A 2022 report estimated that data centers built by Google, Microsoft, Sonda, and other tech companies consume around 1.5 billion liters of water from Quilicura annually. Google alone acquired the right to extract 50 liters per second.
The company could do this because Chile has one of the world's most privatized water systems. The country's constitution, a relic of the Pinochet dictatorship, is the only one in the world that explicitly defines water as private property. Over the past several decades, agriculture, tech, and other industries have diverted water from lakes and wetlands, turning the issue into a flashpoint for mass protests.
All of these issues are worsening Chile's worst natural drought on record. Droughts lasting one to two years are common in the region, but a megadrought that began in 2010 has shown no signs of letting up.
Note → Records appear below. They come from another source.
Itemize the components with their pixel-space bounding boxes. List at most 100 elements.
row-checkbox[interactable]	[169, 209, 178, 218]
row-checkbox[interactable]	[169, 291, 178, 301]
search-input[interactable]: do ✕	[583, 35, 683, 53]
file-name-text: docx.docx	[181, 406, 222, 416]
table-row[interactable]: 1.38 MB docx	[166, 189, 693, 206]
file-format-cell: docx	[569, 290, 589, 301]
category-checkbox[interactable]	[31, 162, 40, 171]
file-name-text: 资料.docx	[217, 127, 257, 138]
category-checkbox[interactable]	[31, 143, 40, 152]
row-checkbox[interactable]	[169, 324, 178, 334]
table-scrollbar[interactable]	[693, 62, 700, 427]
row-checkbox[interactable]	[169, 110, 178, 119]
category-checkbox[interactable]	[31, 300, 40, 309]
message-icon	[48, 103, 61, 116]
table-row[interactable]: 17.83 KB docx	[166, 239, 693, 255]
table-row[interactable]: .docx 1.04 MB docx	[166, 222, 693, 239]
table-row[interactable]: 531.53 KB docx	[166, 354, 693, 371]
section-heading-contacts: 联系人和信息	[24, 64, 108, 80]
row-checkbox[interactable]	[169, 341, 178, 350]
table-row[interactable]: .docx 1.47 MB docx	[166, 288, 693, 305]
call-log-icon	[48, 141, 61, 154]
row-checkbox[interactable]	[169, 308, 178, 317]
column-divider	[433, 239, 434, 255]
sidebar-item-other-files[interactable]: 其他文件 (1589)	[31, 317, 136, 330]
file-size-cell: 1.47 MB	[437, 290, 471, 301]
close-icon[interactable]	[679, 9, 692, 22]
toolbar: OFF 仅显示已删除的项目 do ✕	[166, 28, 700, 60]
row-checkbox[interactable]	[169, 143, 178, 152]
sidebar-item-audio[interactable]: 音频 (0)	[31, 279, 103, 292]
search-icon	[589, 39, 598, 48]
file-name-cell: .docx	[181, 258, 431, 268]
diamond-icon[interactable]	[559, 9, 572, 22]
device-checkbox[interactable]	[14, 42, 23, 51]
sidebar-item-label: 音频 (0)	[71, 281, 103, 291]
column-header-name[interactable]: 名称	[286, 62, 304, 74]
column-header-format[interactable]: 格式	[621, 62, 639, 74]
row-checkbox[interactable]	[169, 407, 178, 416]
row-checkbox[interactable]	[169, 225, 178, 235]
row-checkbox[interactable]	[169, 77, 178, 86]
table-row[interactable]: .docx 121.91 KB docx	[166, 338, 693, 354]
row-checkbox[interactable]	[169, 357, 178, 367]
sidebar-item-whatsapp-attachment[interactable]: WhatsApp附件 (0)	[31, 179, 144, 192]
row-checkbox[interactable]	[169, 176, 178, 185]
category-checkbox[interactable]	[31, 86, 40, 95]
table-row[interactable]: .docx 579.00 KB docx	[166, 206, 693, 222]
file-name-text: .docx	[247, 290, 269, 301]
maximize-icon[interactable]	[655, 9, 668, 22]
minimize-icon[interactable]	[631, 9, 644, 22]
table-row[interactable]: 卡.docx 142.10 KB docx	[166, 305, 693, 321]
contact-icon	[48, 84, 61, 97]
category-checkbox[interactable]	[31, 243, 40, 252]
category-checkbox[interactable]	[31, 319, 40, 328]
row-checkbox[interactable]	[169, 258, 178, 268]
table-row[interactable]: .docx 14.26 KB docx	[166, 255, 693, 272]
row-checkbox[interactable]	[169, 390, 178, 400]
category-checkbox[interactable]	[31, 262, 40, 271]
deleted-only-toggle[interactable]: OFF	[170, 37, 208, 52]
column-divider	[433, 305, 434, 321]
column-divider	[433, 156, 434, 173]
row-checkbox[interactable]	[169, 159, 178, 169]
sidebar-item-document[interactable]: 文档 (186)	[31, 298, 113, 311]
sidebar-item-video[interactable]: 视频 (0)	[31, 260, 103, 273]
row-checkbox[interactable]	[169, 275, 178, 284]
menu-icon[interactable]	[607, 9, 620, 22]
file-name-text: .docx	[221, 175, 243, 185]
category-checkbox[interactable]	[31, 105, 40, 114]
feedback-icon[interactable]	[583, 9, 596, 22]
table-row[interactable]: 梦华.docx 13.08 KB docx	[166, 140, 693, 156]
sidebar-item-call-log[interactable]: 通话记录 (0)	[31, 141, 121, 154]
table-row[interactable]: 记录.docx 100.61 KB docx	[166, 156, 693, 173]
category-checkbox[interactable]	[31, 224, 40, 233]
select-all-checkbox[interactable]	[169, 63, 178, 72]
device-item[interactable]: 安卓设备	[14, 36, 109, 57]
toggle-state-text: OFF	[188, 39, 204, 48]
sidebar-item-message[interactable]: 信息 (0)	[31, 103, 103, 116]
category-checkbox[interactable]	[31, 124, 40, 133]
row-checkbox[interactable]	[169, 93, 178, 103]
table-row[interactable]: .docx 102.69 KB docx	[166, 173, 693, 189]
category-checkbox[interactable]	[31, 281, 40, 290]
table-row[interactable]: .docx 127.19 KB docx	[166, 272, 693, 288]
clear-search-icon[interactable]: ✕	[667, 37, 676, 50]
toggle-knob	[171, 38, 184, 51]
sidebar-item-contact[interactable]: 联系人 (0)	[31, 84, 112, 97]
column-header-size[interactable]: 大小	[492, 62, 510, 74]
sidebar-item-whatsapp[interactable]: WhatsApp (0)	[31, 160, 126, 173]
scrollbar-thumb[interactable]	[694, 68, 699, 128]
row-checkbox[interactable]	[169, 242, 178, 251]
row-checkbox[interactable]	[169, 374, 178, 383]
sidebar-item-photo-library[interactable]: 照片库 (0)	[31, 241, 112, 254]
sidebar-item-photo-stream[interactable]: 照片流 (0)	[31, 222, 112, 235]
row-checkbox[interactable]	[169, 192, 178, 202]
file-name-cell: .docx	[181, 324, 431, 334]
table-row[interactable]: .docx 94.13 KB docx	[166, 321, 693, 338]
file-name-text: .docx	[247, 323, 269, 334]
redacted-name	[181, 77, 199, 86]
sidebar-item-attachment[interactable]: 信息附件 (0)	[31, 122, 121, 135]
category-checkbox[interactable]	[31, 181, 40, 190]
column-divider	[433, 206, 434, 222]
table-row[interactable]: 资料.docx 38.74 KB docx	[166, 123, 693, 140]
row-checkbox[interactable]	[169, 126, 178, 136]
Rainfall levels have remained below normal for the longest stretch since record keeping began in 1915, and paleoclimatologists estimate that Chile is currently experiencing its worst drought in a millennium.
Microsoft and Brazilian company Ascenty claim that some of Chile's data centers are air-cooled, and Google recently claimed that a Quilicura data center used less water than a golf course. Companies have also attempted to offset the impact with environmental projects, such as planting trees, but locals say the offsets have largely failed.
Some experts propose relocating data centers to southern Chile, where drought conditions are less severe. Despite widespread demands for stricter water regulation during the crisis, the country's government recently withdrew dozens of environmental decrees and began promoting investment over regulation.